Today I sat, I took time watch Ursula Biemann’s film Black Sea Files. The film is showing as a video installation in gallery five at Arnolfini until Sunday 8th November.
The film explores the lives of oil affected communities, from Baku in Azerbaijan, through Georgia to the Turkish Mediterranean port of Ceyhan, tracing the route of BP’s Baku-Tblisi-Ceyhan (BTC) oil pipeline.
PLATFORM has been working to challenge BTC since 2001 pressuring institutions, organising demonstrations, raising awareness and supporting affected communities and local civil society. Biemann’s film echoes many of our own findings, gathered from similar fact finding missions in the region.
Black Sea Files has been a long term project for Biemann, the interviews and other footage screening at Arnolfini are only part of the library of film which Biemann has gathered. The film is both beautiful and thought provoking, Biemann sees herself as an artist rather than a journalist, gathering dispatches from the front-line without a press-pass. She succeeds in compiling a collection of stories which fall outside the sphere of interest for most investigative journalists, evidence which holds emotional power in its anecdotal texture.

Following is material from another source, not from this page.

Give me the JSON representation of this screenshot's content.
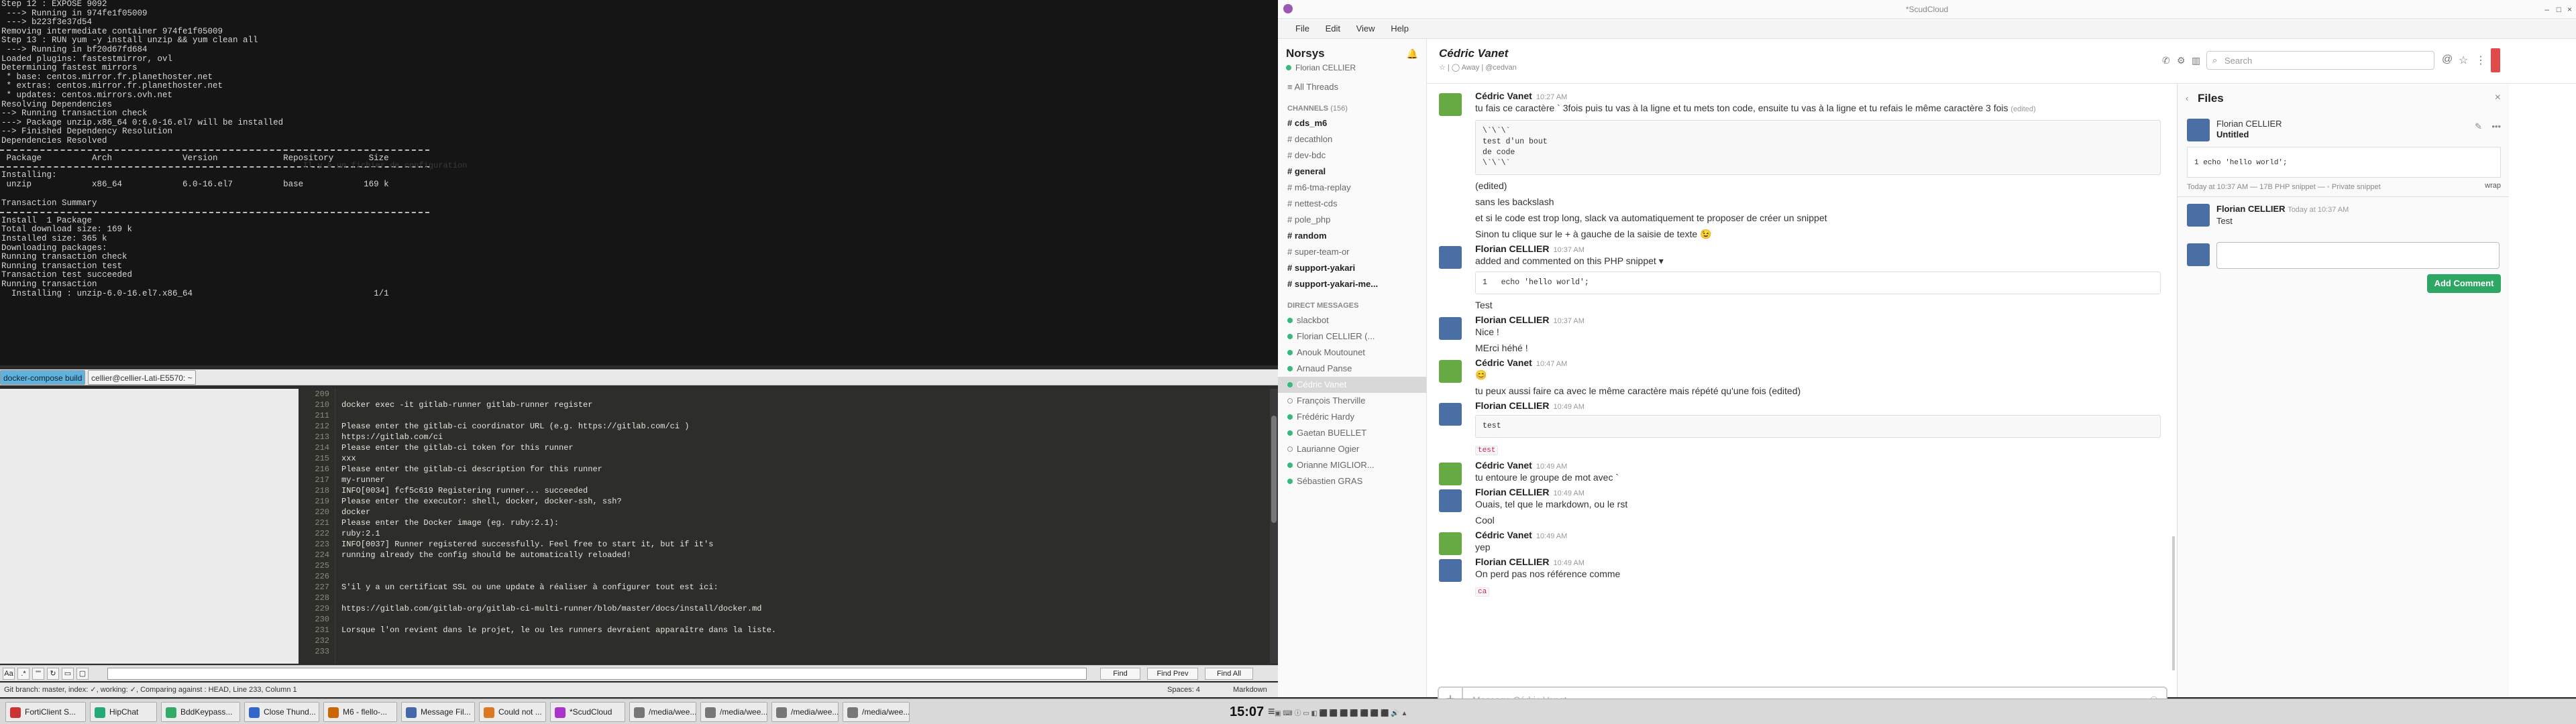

The film was made in 2005, before BP’s pipeline came on-stream. There was still a great deal of international attention on the project at that time. Social-justice and environmental campaigners including PLATFORM joined forces with local civil-society groups in an attempt to pressure BP in London – that other front-line for the global oil industry.
Following the opening of the pipeline in 2006 international attention shifted elsewhere but PLATFORM has continued to support local groups and individuals in Azerbaijan, Georgia and Turkey. The link between corporate centres in London’s square mile and these zones of sacrifice is central to an understanding of the Carbon Web: a complex network of public and private institutions which help bring Azeri oil to our cars, planes and power-stations.
Bristol too represents a node in this Carbon Web, a growing financial centre, decisions made in boardrooms across the harbour from Arfnolfini will push our money – in the form of bank accounts, pension funds and local authority investments – into new oil frontiers around the globe.
One new frontier is Canada’s tar sands, a new oil province demanding huge investment. On 13th November Canadian First Nation activists will open a UK speaking tour at Arnolfini, speaking about the impact of these new oil developments on their communities.
Biemann describes her film as “roaming around the lesser debris of history” picking up on personal, anecdotal oral-histories, yet BTC is not history for those who have lost land or fishing grounds since the pipeline’s construction. They will deal with the consequences of our thirst for oil today, and for the next 40 years. Concerted pubic pressure on nodes of the carbon web can ensure that our money does not fund Canadian tar sands in the way that it funded BTC but that will require all of us to begin unravelling the carbon web.